According to a ministry partner in Asia, 20 highly qualified Asian ministry leaders are ready to lead Bible translation efforts in many areas that have been unreached entirely. The ministry leaders, who live and work in those areas, would not attract the same suspicion as Westerners.
Yet being a Christian is not without risk for the nationals. Last year, radicals from the majority religion kidnapped a national Bible translator’s wife and children. His family still has not been found, and the translator’s Christian friends are keeping him in hiding.
In another area, a pastor would only agree to hold a meeting about Bible translation in a boat, in the middle of a lake, to be certain the conversation would not be overheard.
“These are places where religious oppression is so intense, where anti-Christian persecution is so fierce, where authorities so harshly deny entrance to outsiders that foreigners have never even attempted to conduct Bible translation there,” says Smith.
Wycliffe Associates’ development of MAST (Mobilized Assistance Supporting Translation) in 2014, a revolutionary rapid-translation strategy, equips nationals to translate the Bible for themselves. Language groups no longer must depend on—or wait for—Westerners to translate the Scriptures for them.
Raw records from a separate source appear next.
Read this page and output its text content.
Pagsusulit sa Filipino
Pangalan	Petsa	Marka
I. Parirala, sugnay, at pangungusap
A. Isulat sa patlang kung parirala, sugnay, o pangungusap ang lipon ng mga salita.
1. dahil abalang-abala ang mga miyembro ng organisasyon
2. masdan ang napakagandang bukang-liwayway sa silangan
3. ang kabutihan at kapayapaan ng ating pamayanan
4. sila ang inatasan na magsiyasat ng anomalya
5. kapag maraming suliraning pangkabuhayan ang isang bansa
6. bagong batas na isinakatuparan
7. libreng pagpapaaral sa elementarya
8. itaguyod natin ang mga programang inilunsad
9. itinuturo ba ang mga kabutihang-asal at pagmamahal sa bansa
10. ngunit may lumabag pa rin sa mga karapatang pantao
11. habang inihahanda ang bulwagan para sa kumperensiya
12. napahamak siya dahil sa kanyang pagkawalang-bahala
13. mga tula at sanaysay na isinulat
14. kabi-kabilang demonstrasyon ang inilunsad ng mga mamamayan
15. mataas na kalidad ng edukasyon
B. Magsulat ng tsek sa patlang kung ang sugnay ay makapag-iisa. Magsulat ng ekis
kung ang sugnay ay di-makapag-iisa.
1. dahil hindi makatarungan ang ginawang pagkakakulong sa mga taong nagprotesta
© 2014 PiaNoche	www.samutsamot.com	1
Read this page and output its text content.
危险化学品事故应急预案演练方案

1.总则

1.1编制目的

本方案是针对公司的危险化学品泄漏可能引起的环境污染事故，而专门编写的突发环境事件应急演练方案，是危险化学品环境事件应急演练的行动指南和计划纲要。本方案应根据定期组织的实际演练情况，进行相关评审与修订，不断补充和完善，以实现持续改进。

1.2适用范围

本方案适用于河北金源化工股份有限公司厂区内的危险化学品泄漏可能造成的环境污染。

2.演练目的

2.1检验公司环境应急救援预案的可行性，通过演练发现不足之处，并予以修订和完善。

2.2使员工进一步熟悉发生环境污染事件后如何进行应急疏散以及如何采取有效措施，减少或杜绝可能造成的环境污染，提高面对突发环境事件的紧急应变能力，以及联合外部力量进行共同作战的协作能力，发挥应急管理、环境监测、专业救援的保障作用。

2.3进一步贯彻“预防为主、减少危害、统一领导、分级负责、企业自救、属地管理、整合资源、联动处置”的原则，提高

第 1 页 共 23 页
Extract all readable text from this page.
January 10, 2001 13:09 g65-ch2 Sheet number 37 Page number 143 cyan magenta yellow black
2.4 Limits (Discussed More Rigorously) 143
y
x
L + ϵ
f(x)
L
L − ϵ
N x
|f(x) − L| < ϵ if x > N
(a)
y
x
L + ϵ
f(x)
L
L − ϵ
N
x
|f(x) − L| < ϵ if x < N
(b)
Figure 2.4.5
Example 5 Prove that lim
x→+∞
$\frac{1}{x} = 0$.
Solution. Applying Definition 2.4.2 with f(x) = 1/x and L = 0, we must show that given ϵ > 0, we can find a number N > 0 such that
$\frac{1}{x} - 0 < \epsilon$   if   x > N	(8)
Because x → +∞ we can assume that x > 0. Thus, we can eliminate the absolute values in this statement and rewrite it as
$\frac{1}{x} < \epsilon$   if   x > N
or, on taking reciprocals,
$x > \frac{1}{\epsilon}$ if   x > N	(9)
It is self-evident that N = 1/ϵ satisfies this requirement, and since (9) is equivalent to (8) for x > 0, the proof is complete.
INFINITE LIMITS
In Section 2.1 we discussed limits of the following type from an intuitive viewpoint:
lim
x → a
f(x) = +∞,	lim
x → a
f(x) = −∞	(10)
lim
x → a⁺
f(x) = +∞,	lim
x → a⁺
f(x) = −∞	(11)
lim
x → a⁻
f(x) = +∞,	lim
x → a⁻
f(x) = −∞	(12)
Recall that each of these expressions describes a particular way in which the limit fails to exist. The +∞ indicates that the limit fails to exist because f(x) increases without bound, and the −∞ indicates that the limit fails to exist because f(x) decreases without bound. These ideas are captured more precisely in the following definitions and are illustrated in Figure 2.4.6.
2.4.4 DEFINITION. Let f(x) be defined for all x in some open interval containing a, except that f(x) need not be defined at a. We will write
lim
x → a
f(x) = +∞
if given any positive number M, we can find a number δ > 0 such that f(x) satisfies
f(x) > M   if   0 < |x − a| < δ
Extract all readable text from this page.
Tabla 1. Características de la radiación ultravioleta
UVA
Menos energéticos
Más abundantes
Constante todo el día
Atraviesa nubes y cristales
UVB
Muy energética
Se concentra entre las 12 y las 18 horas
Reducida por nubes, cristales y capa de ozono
Some Bible translation teams working with the MAST strategy in other regions of the world have been able to complete their translation of the entire New Testament in a matter of weeks and months rather than years.
“God is building His Church in these countries, not on the strength of ‘foreigners,’ but on nationals,” Smith says.
A translation leader can be funded for $96 a day, and currently Wycliffe Associates has funding for three of the 20 available translators in Asia. Funding all 20 leaders has the potential of bringing the translated Scriptures to 400 language groups in areas that are virtually unreachable by Westerners.
“Just like a river that flows with life and abundance, this team will rush to the nations to bring the Good News,” says Smith. “They will bring abundant opportunity for people to know God in their own heart language.”
To date, 1,086 Bible translation projects have been launched using MAST workshops.